Les scientifiques vont développer un site web et une application sur smartphone appelée Vigi-Tiques. Tous ceux qui le souhaiteront pourront ainsi prendre part à la collecte d’informations. Il suffira à chacun d’indiquer où et quand il a été piqué (lui ou son animal domestique).

Ces informations permettront de répondre à des interrogations comme : peut-on se faire piquer en hiver ? y a-t-il des heures où les tiques sont plus actives ? est-ce qu’on se fait piquer dans les forêts, dans les parcs urbains ou dans les jardins ? etc.
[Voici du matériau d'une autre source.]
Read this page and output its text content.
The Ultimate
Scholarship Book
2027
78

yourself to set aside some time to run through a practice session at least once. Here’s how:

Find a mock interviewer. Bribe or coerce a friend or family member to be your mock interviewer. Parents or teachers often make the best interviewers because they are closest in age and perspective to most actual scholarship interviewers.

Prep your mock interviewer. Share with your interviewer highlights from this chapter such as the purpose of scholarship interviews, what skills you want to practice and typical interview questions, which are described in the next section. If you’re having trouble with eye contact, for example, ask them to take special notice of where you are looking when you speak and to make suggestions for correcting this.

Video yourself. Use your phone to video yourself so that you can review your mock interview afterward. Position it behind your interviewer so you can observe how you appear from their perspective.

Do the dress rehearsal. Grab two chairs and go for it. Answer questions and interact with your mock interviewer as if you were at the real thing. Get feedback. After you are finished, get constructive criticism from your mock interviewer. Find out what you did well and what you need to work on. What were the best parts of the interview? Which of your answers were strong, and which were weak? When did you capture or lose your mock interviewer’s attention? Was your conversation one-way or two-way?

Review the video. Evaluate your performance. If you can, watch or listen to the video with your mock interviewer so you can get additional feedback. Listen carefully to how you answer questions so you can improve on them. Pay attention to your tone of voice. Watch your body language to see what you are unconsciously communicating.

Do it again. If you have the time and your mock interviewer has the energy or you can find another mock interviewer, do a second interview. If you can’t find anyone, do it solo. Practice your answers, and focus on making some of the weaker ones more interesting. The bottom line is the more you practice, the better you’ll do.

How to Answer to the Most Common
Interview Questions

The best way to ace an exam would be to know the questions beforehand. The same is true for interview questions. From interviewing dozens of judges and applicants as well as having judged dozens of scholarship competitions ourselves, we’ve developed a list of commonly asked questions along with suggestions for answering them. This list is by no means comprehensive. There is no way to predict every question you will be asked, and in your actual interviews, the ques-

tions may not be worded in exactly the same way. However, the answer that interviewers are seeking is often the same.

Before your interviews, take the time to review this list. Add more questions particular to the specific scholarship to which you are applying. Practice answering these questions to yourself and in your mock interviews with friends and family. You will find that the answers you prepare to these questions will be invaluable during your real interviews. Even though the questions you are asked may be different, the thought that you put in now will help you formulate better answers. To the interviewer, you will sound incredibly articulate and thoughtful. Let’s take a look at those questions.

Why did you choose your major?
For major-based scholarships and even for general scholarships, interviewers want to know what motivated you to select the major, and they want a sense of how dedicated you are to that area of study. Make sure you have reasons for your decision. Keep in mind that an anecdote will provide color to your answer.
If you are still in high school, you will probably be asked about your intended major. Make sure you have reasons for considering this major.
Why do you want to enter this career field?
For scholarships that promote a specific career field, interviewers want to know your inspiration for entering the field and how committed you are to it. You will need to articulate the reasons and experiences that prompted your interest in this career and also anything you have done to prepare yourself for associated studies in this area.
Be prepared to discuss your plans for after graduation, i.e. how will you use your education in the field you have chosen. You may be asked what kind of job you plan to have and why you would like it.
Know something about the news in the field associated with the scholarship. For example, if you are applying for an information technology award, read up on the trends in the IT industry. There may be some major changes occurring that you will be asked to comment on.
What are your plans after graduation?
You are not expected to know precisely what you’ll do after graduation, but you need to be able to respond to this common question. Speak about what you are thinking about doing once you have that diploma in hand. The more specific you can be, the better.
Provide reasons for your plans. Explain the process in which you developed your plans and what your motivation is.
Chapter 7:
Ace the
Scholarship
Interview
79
Les informations collectées seront intégrées dans une base de données et la cartographie des piqûres pourra être consultée. L’Inra espère avoir le même succès que les chercheurs suisses. En 18 mois, ils ont obtenu près de 7 000 déclarations de piqûres de tiques. L’Inra lancera aussi la collecte de tiques avec des consignes précises pour faire parvenir les petites bêtes aux équipes de scientifiques.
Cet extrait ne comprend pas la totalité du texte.